A Figura 4 (gráfico de linha) mostra o crescimento do mercado legal e a queda do ilícito ao longo dos anos.


5. E como ficaria o “P&L do crime” com drogas como um todo?

Legalizar só a maconha não zera o tráfico, obviamente. Mas muda quanto e onde ele ganha.

Partindo do cenário 2025E do mercado de todas as drogas e aplicando o cenário “Brasil realista” apenas na maconha, a Tabela 5 mostra como ficaria o P&L das drogas ilícitas:

  • O faturamento ilícito total com drogas cairia de R$ 33,35 bilhões para R$ 24,65 bilhões – uma redução de cerca de 26%.
  • Só na maconha, o baque é muito maior: queda em torno de 70% na receita ilícita.
  • A contrapartida é que o crime fica mais dependente de cocaína e crack: juntos, eles passam a representar quase 70% do mercado de drogas ilícitas.

Tabela 5 – P&L de drogas ilícitas antes e depois da legalização da maconha

(Coluna “Depois” = estimativa de IA com base no cenário Brasil realista.)

A Figura 5, com duas séries de barras (antes e depois), ajuda a enxergar a mudança:

  • no “antes”, a maconha é a maior barra do gráfico;
  • no “depois”, quem domina o ilícito são a cocaína e o crack.

Isso joga uma luz importante para o debate de política criminal: legalizar maconha mexe muito com o caixa, mas não resolve sozinho o problema da violência associada às drogas, que hoje está muito vinculada justamente à cocaína, ao crack e às armas.

Se a maconha regulada pode tirar até um terço do P&L das drogas ilícitas, o que o Estado faz com essa oportunidade? Mantém a lógica de operação letal, ou recalibra a política criminal para mirar no caixa das drogas pesadas, na lavagem de dinheiro e na saúde dos usuários? É isso que analiso na Parte 3.

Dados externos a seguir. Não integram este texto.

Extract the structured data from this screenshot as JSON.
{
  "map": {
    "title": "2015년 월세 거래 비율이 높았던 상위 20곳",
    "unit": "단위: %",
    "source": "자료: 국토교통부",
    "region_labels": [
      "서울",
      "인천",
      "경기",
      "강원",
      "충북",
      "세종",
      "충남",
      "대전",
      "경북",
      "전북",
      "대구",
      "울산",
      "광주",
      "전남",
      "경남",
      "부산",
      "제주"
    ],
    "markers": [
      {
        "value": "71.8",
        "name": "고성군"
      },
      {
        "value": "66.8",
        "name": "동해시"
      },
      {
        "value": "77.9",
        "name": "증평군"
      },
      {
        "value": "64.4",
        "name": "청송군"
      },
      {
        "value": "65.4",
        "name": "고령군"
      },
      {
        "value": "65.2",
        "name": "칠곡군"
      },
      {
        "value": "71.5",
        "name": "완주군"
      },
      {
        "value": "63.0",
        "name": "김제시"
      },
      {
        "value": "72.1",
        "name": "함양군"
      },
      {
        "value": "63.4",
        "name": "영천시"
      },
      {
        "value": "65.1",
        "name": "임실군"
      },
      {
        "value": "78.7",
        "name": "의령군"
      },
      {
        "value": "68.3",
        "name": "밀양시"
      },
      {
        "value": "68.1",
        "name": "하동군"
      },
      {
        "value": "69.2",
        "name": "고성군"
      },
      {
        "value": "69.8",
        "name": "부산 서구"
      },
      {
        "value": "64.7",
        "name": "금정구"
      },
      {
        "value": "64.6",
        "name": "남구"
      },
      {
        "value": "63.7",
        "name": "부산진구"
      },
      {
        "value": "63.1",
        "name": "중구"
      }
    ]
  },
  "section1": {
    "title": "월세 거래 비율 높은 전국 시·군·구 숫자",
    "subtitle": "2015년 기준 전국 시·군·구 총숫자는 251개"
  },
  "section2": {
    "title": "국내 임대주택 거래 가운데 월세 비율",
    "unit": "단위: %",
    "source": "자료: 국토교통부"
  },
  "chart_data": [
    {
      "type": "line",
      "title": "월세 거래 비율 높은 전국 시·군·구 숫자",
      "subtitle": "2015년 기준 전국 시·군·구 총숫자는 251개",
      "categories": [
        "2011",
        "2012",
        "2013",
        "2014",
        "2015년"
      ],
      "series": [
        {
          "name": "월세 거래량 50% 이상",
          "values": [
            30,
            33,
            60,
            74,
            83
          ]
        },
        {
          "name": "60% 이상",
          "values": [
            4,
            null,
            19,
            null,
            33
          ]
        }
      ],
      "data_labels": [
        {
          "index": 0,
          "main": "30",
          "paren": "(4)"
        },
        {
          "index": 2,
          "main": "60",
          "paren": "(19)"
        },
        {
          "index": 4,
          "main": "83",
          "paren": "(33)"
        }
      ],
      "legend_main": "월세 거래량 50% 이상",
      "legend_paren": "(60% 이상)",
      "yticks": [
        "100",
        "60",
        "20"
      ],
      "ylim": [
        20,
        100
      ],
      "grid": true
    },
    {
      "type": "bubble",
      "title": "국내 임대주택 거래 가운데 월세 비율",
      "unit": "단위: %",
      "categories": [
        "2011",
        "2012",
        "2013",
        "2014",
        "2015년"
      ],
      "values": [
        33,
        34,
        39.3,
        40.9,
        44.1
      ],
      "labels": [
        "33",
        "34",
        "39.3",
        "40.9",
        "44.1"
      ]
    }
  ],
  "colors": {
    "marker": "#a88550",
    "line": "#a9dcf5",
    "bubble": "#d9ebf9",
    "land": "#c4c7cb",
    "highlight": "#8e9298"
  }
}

O que é dado e o que é estimativa da IA:

  • As tabelas com valores de 2015 (Tabela 1) são baseadas no estudo de Luciana Teixeira para a Câmara dos Deputados, que estimou um mercado de R$ 14,5 bilhões para maconha, cocaína, crack e ecstasy no Brasil em 2015.
  • Todas as tabelas com rótulos “2025E” e “Brasil realista (Tabelas 2, 3, 4 e 5) são estimativas de IA, construídas a partir:
    • dos números de 2015,
    • da inflação (IPCA) acumulada,
    • de tendências globais descritas no World Drug Report e em estudos sobre mercados legais de cannabis (Canadá, Califórnia etc.).
  • Esses cenários não devem ser lidos como “previsão oficial”, mas como um exercício para ajudar a pensar ordens de grandeza e efeitos relativos.